Hayatımda hiç bu kadar gergin olmamıştım. Jungkook ile evlenirken bile daha az stresli olduğuma yemin edebilirdim. Yugyeom'u arayıp büyükannemin dediklerini anlatmıştım. Ve o sanırım beni dövmek için buraya gelecekti.
Ne kadar dalga geçse ve boşanmamızı istiyor gibi davransa da, o da üzülüyordu. En yakın arkadaşı ve kuzeni boşanıyordu sonuçta.
Bana biraz kızdıktan sonra, davanın ertelenebileceğini söylemişti ancak bunu Jungkook ve avukatı Namjoon yapabiliyordu, sonuçta davayı açan onlardı. Bu da demek oluyordu ki Jungkook'u aramam gerekiyordu.
Tüm cesaretimi toplayıp Jungkook'un isminin üstüne tıkladım. iki çalıştan sonra açtı telefonu
''Taehyung'' dedi şaşkın ve boğuk sesiyle, uyandırmış mıydım acaba?
''Uyandırdım mı?'' dedim elim ağzıma götürerek. çok gergindim hem de çok.
''Hayır hayır'' dedi alelacele.
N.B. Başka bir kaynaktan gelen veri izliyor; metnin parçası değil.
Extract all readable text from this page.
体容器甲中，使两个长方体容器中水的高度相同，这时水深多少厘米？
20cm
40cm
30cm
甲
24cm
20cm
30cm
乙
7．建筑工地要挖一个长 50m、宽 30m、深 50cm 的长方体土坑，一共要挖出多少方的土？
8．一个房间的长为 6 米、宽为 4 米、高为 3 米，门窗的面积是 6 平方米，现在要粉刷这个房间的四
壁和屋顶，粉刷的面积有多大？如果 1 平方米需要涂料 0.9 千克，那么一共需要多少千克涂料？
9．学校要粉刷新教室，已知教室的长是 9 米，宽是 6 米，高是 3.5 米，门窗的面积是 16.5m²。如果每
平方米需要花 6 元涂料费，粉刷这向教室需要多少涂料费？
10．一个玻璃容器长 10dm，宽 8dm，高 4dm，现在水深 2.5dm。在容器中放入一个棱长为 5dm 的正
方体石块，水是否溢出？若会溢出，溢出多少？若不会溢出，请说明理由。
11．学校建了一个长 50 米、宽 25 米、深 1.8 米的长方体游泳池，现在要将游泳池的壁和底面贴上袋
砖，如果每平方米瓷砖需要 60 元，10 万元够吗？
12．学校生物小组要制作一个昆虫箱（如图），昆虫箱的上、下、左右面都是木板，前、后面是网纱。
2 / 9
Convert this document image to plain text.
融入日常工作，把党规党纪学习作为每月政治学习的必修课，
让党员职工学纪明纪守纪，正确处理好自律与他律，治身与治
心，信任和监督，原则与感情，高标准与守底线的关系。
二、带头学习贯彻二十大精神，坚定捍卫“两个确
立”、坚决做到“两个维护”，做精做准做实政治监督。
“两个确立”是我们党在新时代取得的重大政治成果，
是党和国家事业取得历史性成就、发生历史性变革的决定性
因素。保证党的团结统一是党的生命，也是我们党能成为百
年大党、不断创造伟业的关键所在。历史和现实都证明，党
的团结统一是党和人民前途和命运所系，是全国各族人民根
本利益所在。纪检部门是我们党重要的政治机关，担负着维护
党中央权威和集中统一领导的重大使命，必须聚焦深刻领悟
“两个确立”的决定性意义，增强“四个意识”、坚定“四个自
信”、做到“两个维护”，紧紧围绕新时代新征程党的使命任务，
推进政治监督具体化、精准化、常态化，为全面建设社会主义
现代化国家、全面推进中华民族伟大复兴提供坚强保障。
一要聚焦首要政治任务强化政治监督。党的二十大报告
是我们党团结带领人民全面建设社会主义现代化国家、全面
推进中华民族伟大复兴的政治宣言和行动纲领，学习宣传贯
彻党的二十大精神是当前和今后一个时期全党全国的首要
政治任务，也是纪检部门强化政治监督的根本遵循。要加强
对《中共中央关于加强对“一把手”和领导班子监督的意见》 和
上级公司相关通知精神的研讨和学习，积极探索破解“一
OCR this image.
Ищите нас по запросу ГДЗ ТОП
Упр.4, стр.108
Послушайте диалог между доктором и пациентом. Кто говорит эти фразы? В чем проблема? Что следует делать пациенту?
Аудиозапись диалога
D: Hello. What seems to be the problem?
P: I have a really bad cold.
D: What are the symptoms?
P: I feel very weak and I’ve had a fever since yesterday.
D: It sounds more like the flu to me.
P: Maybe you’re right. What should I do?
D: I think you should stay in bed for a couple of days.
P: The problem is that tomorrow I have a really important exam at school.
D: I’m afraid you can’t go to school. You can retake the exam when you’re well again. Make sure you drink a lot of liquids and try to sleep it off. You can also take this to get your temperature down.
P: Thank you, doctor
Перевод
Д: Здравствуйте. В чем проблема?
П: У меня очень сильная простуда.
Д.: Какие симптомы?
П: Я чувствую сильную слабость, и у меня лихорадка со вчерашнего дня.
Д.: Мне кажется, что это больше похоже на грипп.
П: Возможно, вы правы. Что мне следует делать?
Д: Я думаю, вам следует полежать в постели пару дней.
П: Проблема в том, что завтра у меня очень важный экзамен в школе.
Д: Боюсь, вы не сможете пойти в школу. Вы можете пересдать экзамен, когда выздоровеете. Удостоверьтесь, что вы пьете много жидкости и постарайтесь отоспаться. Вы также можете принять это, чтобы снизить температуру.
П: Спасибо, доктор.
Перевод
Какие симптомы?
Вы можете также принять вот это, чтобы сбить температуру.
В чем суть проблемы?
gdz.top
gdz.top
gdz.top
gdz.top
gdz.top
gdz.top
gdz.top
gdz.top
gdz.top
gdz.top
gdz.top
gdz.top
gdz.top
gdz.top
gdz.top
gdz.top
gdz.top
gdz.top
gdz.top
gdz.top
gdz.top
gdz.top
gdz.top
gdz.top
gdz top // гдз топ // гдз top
Eminim ki aramamı beklemiyordu, hoş ben de onu aramayı beklemiyordum.
''Uyandırmadın, Uyumaya hazırlanıyordum ama uyumadım daha'' bugün cumaydı, yani Jungkook'un nöbet günü.
''Nöbetin yok muydu bugün?'' çenemi asla tutamıyordum.
''Benim yerime bir arkadaşım tutuyor, ben kendimi pek iyi hissetmiyorum da'' hasta mı olmuştu acaba, belki de üşütmüştü?
''Hasta mısın?'' dedim sesimdeki endişeyi gizleyemeden
''Endişelenecek bir şey, bir iki gün dinlensem geçer, Jiminler geliyor her gün zaten'' dedikten sonra, pişman olmuştu ki devam etti
''yani, sen olsan tabii-'' sözünü kestim, onu ne yaptığını sorgulamak için aramamıştım
''Ben senden bir şey isteyecektim Jungkook'' dedim ve nefesimi tuttum
''Tabii ki, ne istersen'' istemeden de olsa gülümsedim, ne olursa olsun ondan nefret edemiyordum.
''Dava gününü biraz ileri bir tarihe alma şansımız var mı Jungkook?'' kendimi çaresiz ve ezik hissediyordum, eşyalarımı toplayıp gitmemi söyleyen Jungkook değilmiş gibi ona yalvarıyordum.
''Ne?'' dedi şaşkın sesiyle, şok oldun demi?
Beni konuşturmadan devam etti
''Taehyung, davaya bile gelmeyeceksin'' dediğinde dudağımı dişledim
''Davaya gelmeyeceğim Jungkook ama belki Daegu'ya gelmek istersin, konuşmamız gereken şeyler yok mu?''
Ertesi sabah daha güneş aymadan uyanmış ve dükkana inmiştim. Burayı düzenlemenin vakti geldi de geçiyordu. Ayrıca Tanrım, Jungkook geliyordu bugün. Dinlenmek için aldığı 3 günlük izni bir-iki gün daha uzatmış ve geliyordu. Namjoon boşanma davasını aylar sonrasına ertelemişti, barışacağımıza emin olduğunu söylemişti Yugyeom'a.
Yugyeom ise, o kadar emin değildi. Jungkook'un yine bir bokluk yapacağını düşünüyordu ve açıkçası ben de öyle düşünüyordum. Kafeyi evden getirdiğim temizlik malzemeleriyle bal dök yala hale getirmem 5 saatimi almıştı ancak, cidden iyi görünüyordu.
Eski kiracıdan kaldığını öğrendiğim masaları arkadaki boş odaya götürdüm. Muhtemelen reim çizmek için kullanacağım boş odaya. Jungkook Seul'den çıkarken mesaj atmıştı ve şu sıralar burada olması gerekiyordu. Apartmanın kapısının açılma sesini duyduğumda arka odadan çıktım ve temizlikten sonra değiştirdiğim üzerime baktım. İyi ki değiştirmiştim. Üzerimde az önce çamaşır suyu kokan bir eşofman vardı ve evet evet değiştirmekle iyi yapmıştım.